The cost of financial misconduct at national departments amounts to R265.4-million, with about R262-million not recovered at all.
The province made up about 43% of the total R81-million cost by all nine provinces.
It was followed by KwaZulu-Natal with R17.6-million, and Mpumalanga at R16-million. The North West province recorded the lowest cost at R293871.
The report shows, however, that of the R35-million Eastern Cape total, R493111 was paid back by officials who were found guilty of misconduct, R177128 was not recovered at all and R34361707 was considered recovered because the misconduct was detected before the money had actually left government coffers.
The provincial Health Department was followed by the Department of Social Development with a cost of R565111, while the Department of Agriculture and Rural Development reported the lowest cost at R4566.
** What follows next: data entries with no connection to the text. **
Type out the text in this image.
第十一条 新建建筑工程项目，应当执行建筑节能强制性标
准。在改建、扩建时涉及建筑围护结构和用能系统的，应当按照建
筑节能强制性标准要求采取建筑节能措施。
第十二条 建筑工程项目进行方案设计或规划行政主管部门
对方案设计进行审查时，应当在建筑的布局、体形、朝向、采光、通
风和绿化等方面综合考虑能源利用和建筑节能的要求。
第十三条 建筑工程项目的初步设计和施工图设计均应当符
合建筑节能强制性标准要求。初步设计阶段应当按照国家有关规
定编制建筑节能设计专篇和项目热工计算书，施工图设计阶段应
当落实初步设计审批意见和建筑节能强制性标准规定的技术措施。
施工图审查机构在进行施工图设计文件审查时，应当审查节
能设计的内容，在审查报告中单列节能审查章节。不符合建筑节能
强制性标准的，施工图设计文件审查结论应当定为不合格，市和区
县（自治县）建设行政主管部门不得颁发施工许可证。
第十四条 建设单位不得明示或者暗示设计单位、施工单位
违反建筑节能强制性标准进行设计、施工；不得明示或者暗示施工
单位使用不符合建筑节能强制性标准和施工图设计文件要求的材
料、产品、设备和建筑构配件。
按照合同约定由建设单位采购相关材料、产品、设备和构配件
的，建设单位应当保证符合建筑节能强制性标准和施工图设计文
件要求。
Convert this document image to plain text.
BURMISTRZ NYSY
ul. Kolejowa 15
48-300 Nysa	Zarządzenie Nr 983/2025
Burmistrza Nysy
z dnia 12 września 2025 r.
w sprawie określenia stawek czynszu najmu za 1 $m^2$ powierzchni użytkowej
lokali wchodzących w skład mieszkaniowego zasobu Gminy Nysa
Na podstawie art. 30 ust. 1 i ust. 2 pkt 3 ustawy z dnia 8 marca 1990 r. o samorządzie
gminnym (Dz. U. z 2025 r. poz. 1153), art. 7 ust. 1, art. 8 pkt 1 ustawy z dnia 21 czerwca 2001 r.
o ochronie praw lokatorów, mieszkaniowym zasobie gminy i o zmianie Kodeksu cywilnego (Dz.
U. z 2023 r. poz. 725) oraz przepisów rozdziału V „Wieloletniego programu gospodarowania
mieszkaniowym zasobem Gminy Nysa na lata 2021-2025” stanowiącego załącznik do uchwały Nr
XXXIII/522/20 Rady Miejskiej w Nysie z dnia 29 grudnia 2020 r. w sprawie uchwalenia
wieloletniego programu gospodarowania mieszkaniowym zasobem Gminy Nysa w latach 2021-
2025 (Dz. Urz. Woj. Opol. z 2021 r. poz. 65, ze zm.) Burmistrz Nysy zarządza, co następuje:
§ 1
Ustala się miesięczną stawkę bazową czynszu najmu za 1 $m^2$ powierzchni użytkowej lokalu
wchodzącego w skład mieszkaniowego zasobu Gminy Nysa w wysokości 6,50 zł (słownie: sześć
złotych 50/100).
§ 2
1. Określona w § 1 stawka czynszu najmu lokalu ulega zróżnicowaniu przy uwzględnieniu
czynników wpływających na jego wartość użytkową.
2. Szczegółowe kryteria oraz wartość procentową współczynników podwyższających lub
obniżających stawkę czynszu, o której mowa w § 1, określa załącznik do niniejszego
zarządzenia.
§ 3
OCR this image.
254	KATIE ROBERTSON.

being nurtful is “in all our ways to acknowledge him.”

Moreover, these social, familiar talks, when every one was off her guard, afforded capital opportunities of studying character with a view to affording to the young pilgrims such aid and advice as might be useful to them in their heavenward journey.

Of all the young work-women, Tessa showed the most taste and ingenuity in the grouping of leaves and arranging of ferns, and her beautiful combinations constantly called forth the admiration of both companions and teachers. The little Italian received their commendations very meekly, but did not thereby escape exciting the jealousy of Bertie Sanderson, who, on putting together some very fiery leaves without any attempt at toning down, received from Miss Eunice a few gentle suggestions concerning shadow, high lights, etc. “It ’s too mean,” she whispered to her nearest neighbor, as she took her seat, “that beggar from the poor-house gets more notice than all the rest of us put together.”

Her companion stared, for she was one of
The report showed the province reported 120 cases of improper use of public funds – the third highest in the country – with the Health Department accounting for 90, or 75%, of those.
In national departments, it was revealed that fraud cost the state the most, with 600 cases reported that year, 16 of which were in the Eastern Cape and the most recorded in KwaZulu-Natal at 243. Fraud cases accounted for 52.9% of the total cases reported.
Nationally, of the 1135 cases of financial misconduct finalised, officials were found guilty in 998 cases, which represented 88% of those reported. The number of such cases finalised has shown a general increase from the 771 cases finalised in the 2005/06 financial year.
Of those found guilty, 489 were issued with a final written warning, 214 were fired and 117 were given a combination of sanctions.
Only two were sent to prison, four were demoted and eight were given a "suspended dismissal”, which means they would be fired if they were found guilty of a similar offence again.
The report showed that provincial departments had a higher recovery rate than national departments, with the former managing to get back 50.6% from those found guilty and the latter only 1.3%.